RMC

"Notre responsabilité d'enseignant doit être plus forte que la peur": les profs toujours déterminés à évoquer les caricatures en classe

Après l'attaque de Conflans-Sainte-Honorine, les enseignants assurent vouloir continuer à évoquer les caricatures et la liberté d'expression en classe.

C'est censé être un court de débat, d'échange, d'éducation à la vie citoyenne : le cours d'éducation civique.
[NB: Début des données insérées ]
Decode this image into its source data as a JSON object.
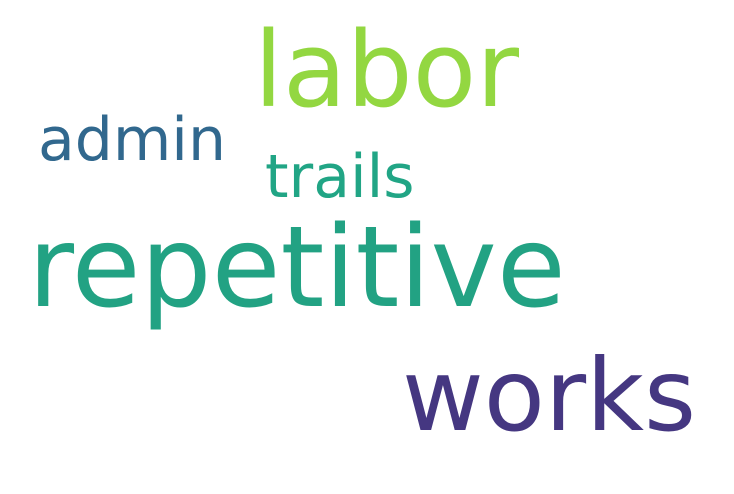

C'est celui donné par Samuel Patti, qui aurait donc provoqué l'acte terroriste dont il a été victime. Un cours dans lequel ce professeur d'histoire géographie a montré certaines caricatures de Mahomet, pour évoquer la liberté d'expression, la liberté de la presse. Ce cours d'éveil à la liberté d'expression, fait partie du programme scolaire, les enseignants ont ensuite leur liberté pédagogique pour l'enseigner.

Dans quelle ambiance, avec quel état d'esprit ces professeurs vont-ils continuer leur enseignement après le choc provoqué par l’attaque de vendredi ? "Sachant qu’il enseigne la même discipline que moi et qu’on a des âges similaires, je me suis senti blessé", explique à RMC Maxime qui enseigne l'histoire-géographie en Bourgogne depuis une trentaine d'années. Le prof s'est déjà imaginé devant sa classe, dans les prochaines semaines, abordant le thème de la liberté d'expression : "J’aurais probablement la gorge serrée, le cœur qui va battre à 200 à l’heure. Mais nous avons une responsabilité en tant qu’enseignant qui doit être plus forte que la peur".

"Nos enseignants continueront à éveiller l'esprit critique des citoyens de la République"

Inquiet mais en mission disent de nombreux professeur, certains ne transigeront pas: "Cela va m’obliger à renforcer cette thématique-là", explique Fabrice qui enseigne lui aussi l'histoire-géographie, du côté de Nice. Et il a déjà utilisé les caricatures de Charlie Hebdo lors de cours d'éducation civique: "Les caricatures si on les utilise c’est vraiment pour mettre les élèves en position de débattre, de réfléchir, de voir ce qu'est une opinion. On ne va pas renoncer on est là pour aider les enfants à grandir".

Car cette mission d'éveiller les consciences, de susciter le débat, c'est une passion pour beaucoup de ces professeurs. Bien plus que l'enseignement magistral, et c'est aussi pour cela que malgré les craintes, ils n'y renonceront pas. "Nos enseignants continueront à éveiller l'esprit critique des citoyens de la République, à les émanciper de tous les totalitarismes et de tous les obscurantismes" a affirmé samedi le Premier Ministre Jean Castex face aux syndicats d'enseignants.